A quick read of this book produced six pages of notes. I have only covered one page of notes thus far. However, this is a review, not a comprehensive rebuttal. For that I recommend you read Brian Schwertley’s forthcoming book the Auburn Avenue Theology, that systematically refutes Shepherd and his followers. There are many other significant errors in this book including a call for Arminian evangelism. This is only logical for if salvation is not by sovereign grace, but by works, then the truth of Arminianism has already been granted. After all, Arminianism is a doctrine of salvation by works, the work of believing by one’s own spiritual power, apart from the irresistible grace of God.

Finally, we have to address why Shepherd’s views have gained so much traction in even professedly Reformed churches. Shepherd has advanced his views under the aegis of opposing antinomianism. Shepherd maintains that the historic Reformed understanding of salvation by grace and justification by faith alone leaves us open to the ravages of antinomianism. He characterizes that as having to accept the position that if one believes the gospel and is justified by faith alone, then no matter how wickedly he lives and how he perseveres in a sinful lifestyle, he must be accepted as a redeemed person. But that is a straw man. No one, certainly no Reformed theologian has ever taught that.

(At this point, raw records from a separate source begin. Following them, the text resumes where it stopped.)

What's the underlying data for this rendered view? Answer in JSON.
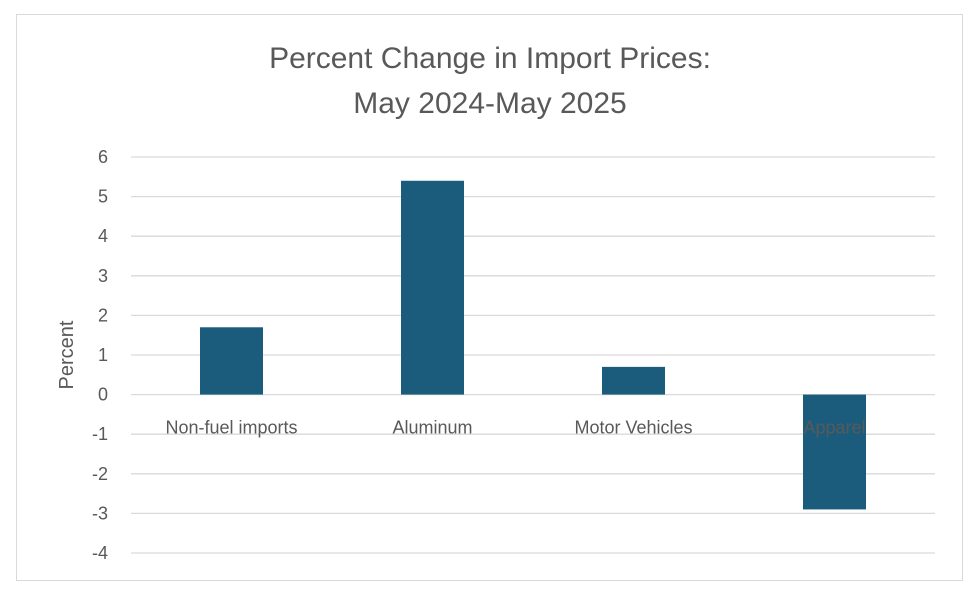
{
  "chart_data": {
    "type": "bar",
    "title": "Percent Change in Import Prices:",
    "subtitle": "May 2024-May 2025",
    "xlabel": "",
    "ylabel": "Percent",
    "categories": [
      "Non-fuel imports",
      "Aluminum",
      "Motor Vehicles",
      "Apparel"
    ],
    "values": [
      1.7,
      5.4,
      0.7,
      -2.9
    ],
    "ylim": [
      -4,
      6
    ],
    "yticks": [
      6,
      5,
      4,
      3,
      2,
      1,
      0,
      -1,
      -2,
      -3,
      -4
    ],
    "grid": true,
    "legend": "none",
    "bar_color": "#1b5c7d",
    "grid_color": "#d9d9d9"
  }
}
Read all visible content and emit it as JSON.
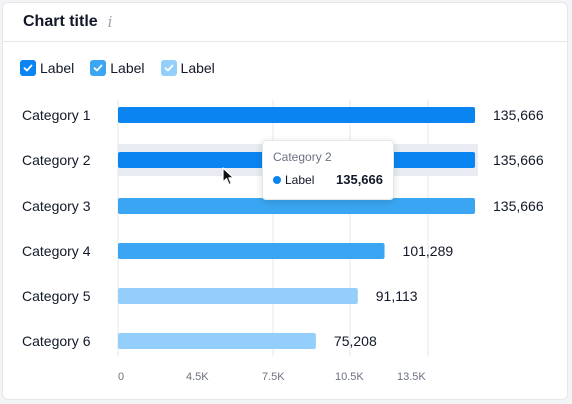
{
  "header": {
    "title": "Chart title",
    "info_icon": "info-icon"
  },
  "legend": {
    "items": [
      {
        "label": "Label",
        "checked": true,
        "color": "#0a84f0"
      },
      {
        "label": "Label",
        "checked": true,
        "color": "#3aa6f3"
      },
      {
        "label": "Label",
        "checked": true,
        "color": "#93cffa"
      }
    ]
  },
  "tooltip": {
    "title": "Category 2",
    "series_label": "Label",
    "value": "135,666",
    "dot_color": "#0a84f0"
  },
  "chart_data": {
    "type": "bar",
    "orientation": "horizontal",
    "categories": [
      "Category 1",
      "Category 2",
      "Category 3",
      "Category 4",
      "Category 5",
      "Category 6"
    ],
    "values": [
      135666,
      135666,
      135666,
      101289,
      91113,
      75208
    ],
    "value_labels": [
      "135,666",
      "135,666",
      "135,666",
      "101,289",
      "91,113",
      "75,208"
    ],
    "bar_colors": [
      "#0a84f0",
      "#0a84f0",
      "#3aa6f3",
      "#3aa6f3",
      "#93cffa",
      "#93cffa"
    ],
    "highlighted_index": 1,
    "x_ticks": [
      {
        "value": 0,
        "label": "0"
      },
      {
        "value": 4500,
        "label": "4.5K"
      },
      {
        "value": 7500,
        "label": "7.5K"
      },
      {
        "value": 10500,
        "label": "10.5K"
      },
      {
        "value": 13500,
        "label": "13.5K"
      }
    ],
    "grid": true
  }
}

The Reformed faith has never denied the necessity of good works. However, it has consistently, and vehemently, denied that good works are a ground of our justification and our acceptance by God. What it has maintained is that good works are the fruit of our salvation. A redeemed person serves God out of gratitude, not in a vain attempt to earn one’s salvation. A regenerate person produces good works because as Christ said, the tree is known by its fruits and a good tree will produce good fruit. One point we can agree on with Shepherd is a true living faith produces good works. The crucial distinction is that good works as the fruit of true faith is radically different from teaching that that faith includes works, that faith and works are all the same. Reformed Christians are not antinomians. If you do not produce spiritual fruit, if you do not produce good works, you probably do not possess true justifying faith and are still in an unregenerate state. Even the thief on the cross produced fruit after his conversion and rebuked the other thief’s blasphemies and witnessed to the truth of Jesus Christ. The tree is known by its fruits. God does not justify people in a vacuum. There is an unbreakable connection between regeneration, faith, repentance, justification, and sanctification, etc. This is the golden chain of Romans 8:29-30. Our sanctification, our good works, is the necessary evidence of our salvation. Unlike our regeneration and our justification, which are invisible to the human eye, our sanctification, our good works, are observable, and hence Christ says that we will be known by our fruits. They form part of that credible profession of faith that is necessary for adults to receive baptism and become members of the church of Jesus Christ.

Shepherd ignores all this, and under the pretense of opposing antinomianism he has thoroughly corrupted the gospel and destroyed the Reformed faith. He is a false teacher. He is a heretic. Those who read this book need to be warned. Those who follow his teachings do so at the peril of their eternal souls.